Vielfalt als Normalität
"Stubs und Fridolin" ist für den Deutschen Kita-Preis nominiert

Die Kita „Stubs und Fridolin“ und das Bildungsnetzwerk Heerstraße-Nord sind für den Deutschen Kita-Preis nominiert. Bundesweit gab es über 1500 Bewerbungen.

Die Kita „Stubs und Fridolin“ liegt am Lenther Steig mitten in der Siemensstadt. 80 Kinder im Alter von acht Wochen bis zum Schulbeginn werden hier betreut und pädagogisch gefördert. Sie kommen aus Familien ganz unterschiedlicher Kulturen und Religionen, auch Kinder aus Flüchtlingsfamilien sind darunter. Als Integrationskindertagesstätte steht sie außerdem Kindern offen, die eine Behinderung haben.

Respektvolles Miteinander steht im Mittelpunkt

Bei so viel Viefalt legen die 14 Erzieher auf ein respektvolles Miteinander besonderen Wert – beim Spiel, der Sprachförderung, in der Projektarbeit und im Austausch mit den Familien.
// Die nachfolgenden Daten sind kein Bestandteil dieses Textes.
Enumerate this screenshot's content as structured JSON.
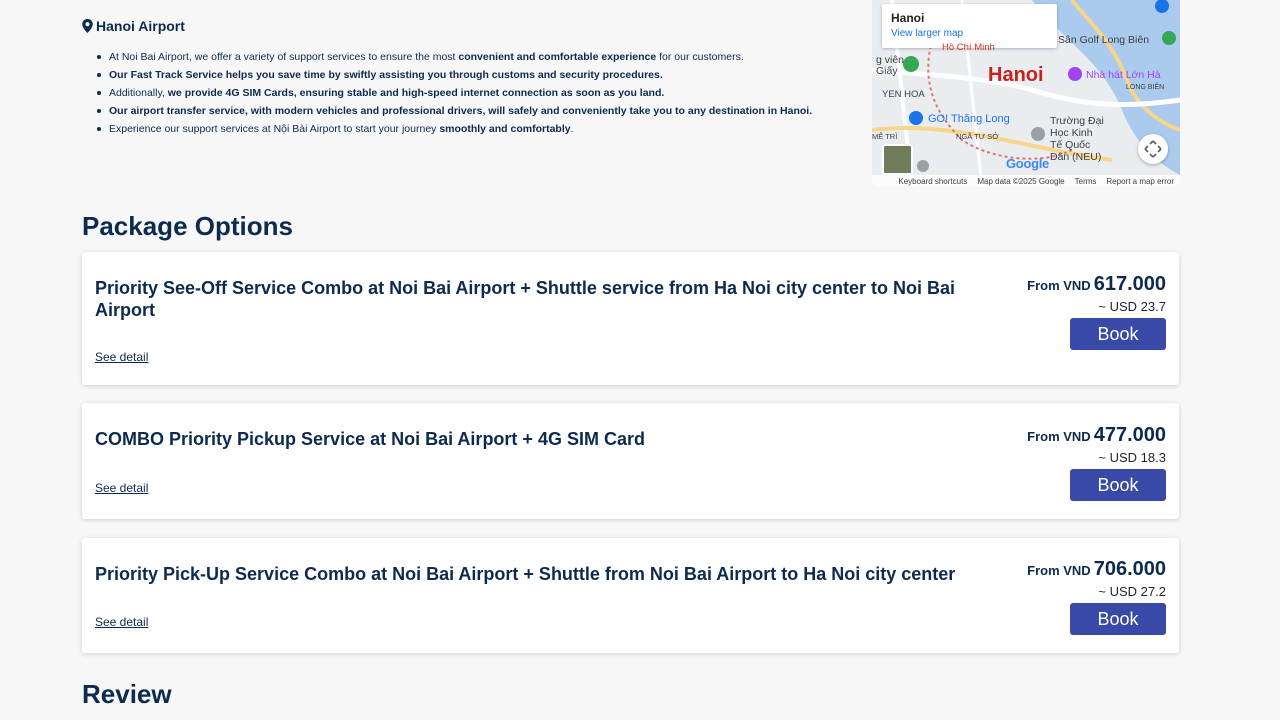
{
  "location": {
    "title": "Hanoi Airport",
    "bullets": [
      {
        "parts": [
          {
            "text": "At Noi Bai Airport, we offer a variety of support services to ensure the most ",
            "bold": false
          },
          {
            "text": "convenient and comfortable experience",
            "bold": true
          },
          {
            "text": " for our customers.",
            "bold": false
          }
        ]
      },
      {
        "parts": [
          {
            "text": "Our Fast Track Service helps you save time by swiftly assisting you through customs and security procedures.",
            "bold": true
          }
        ]
      },
      {
        "parts": [
          {
            "text": "Additionally, ",
            "bold": false
          },
          {
            "text": "we provide 4G SIM Cards, ensuring stable and high-speed internet connection as soon as you land.",
            "bold": true
          }
        ]
      },
      {
        "parts": [
          {
            "text": "Our airport transfer service, with modern vehicles and professional drivers, will safely and conveniently take you to any destination in Hanoi.",
            "bold": true
          }
        ]
      },
      {
        "parts": [
          {
            "text": "Experience our support services at Nội Bài Airport to start your journey ",
            "bold": false
          },
          {
            "text": "smoothly and comfortably",
            "bold": true
          },
          {
            "text": ".",
            "bold": false
          }
        ]
      }
    ]
  },
  "map": {
    "place": "Hanoi",
    "larger_link": "View larger map",
    "city_label": "Hanoi",
    "labels": {
      "golf": "Sân Golf Long Biên",
      "opera": "Nhà hát Lớn Hà",
      "yenhoa": "YEN HOA",
      "thanglong": "GO! Thăng Long",
      "university": "Trường Đại\nHọc Kinh\nTế Quốc\nDân (NEU)",
      "longbien": "LONG BIÊN",
      "giay": "Giấy",
      "vien": "g viên",
      "hcm": "Hồ Chí Minh",
      "tuso": "NGÃ TƯ SỞ",
      "metri": "MỄ TRÌ"
    },
    "google": "Google",
    "footer": {
      "shortcuts": "Keyboard shortcuts",
      "data": "Map data ©2025 Google",
      "terms": "Terms",
      "report": "Report a map error"
    }
  },
  "packages_heading": "Package Options",
  "packages": [
    {
      "name": "Priority See-Off Service Combo at Noi Bai Airport + Shuttle service from Ha Noi city center to Noi Bai Airport",
      "from_label": "From",
      "currency": "VND",
      "price": "617.000",
      "usd": "~ USD 23.7",
      "book_label": "Book",
      "detail_label": "See detail"
    },
    {
      "name": "COMBO Priority Pickup Service at Noi Bai Airport + 4G SIM Card",
      "from_label": "From",
      "currency": "VND",
      "price": "477.000",
      "usd": "~ USD 18.3",
      "book_label": "Book",
      "detail_label": "See detail"
    },
    {
      "name": "Priority Pick-Up Service Combo at Noi Bai Airport + Shuttle from Noi Bai Airport to Ha Noi city center",
      "from_label": "From",
      "currency": "VND",
      "price": "706.000",
      "usd": "~ USD 27.2",
      "book_label": "Book",
      "detail_label": "See detail"
    }
  ],
  "review_heading": "Review",
  "colors": {
    "heading": "#0d2a4f",
    "book_button": "#3849a8",
    "map_city": "#c5221f",
    "map_link": "#1a73e8"
  },
  "icons": {
    "location": "map-pin-icon",
    "fullscreen": "fullscreen-icon"
  }
}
Spezieller Schwerpunkt der Kita ist die musikalische Früherziehung. Im Musikprojekt „Panorama“, initiiert mit den Berliner Philharmonikern, werden alle Kinder an die klassische Musik herangeführt, können Geige und ab nächsten Sommer auch Cello spielen lernen.

Für ihr Konzept ist die CJD-Kita nun für den renommierten Deutschen Kita-Preis nominiert worden. „Wir haben uns alle sehr gefreut, aus so vielen Bewerbern ausgewählt zu werden“, sagt Kita-Leiterin Antje Stutz. „Das ist eine große Wertschätzung unserer Arbeit, die wir hier mit viel Herz und Verstand machen.“

Anfang 2020 stehen die Gewinner fest

Der Preis geht an Kita-Teams und lokale Bündnisse für frühe Bildung, die gute Qualität kontinuierlich weiterentwickeln. Insgesamt 25 Kitas und 15 Initiativen für frühe Bildung hat die Deutsche Kinder- und Jugendstiftung mit der Internationalen Akademie (INA) und der Hochschule für angewandte Pädagogik aus über 1500 Bewerbungen aus dem gesamten Bundesgebiet gekürt. Aus Berlin sind noch zwei Kita-Teams aus Lichtenberg und ein Netzwerk aus Kreuzberg nominiert, aus Spandau das Bildungsnetzwerk Heerstraße-Nord. Für sie ist die Auszeichnung in greifbare Nähe gerückt. Als nächstes dürfen die Kitas weitere Unterlagen einreichen und darin ihre Stärken präsentieren. Die lokalen Bündnisse können ihre Aktivitäten in Telefoninterviews genauer vorzustellen. Wer von den 40 Nominierten ins Finale kommt, entscheidet sich Anfang 2020. Der Preis in den zwei Kategorien ist mit 130 000 Euro dotiert.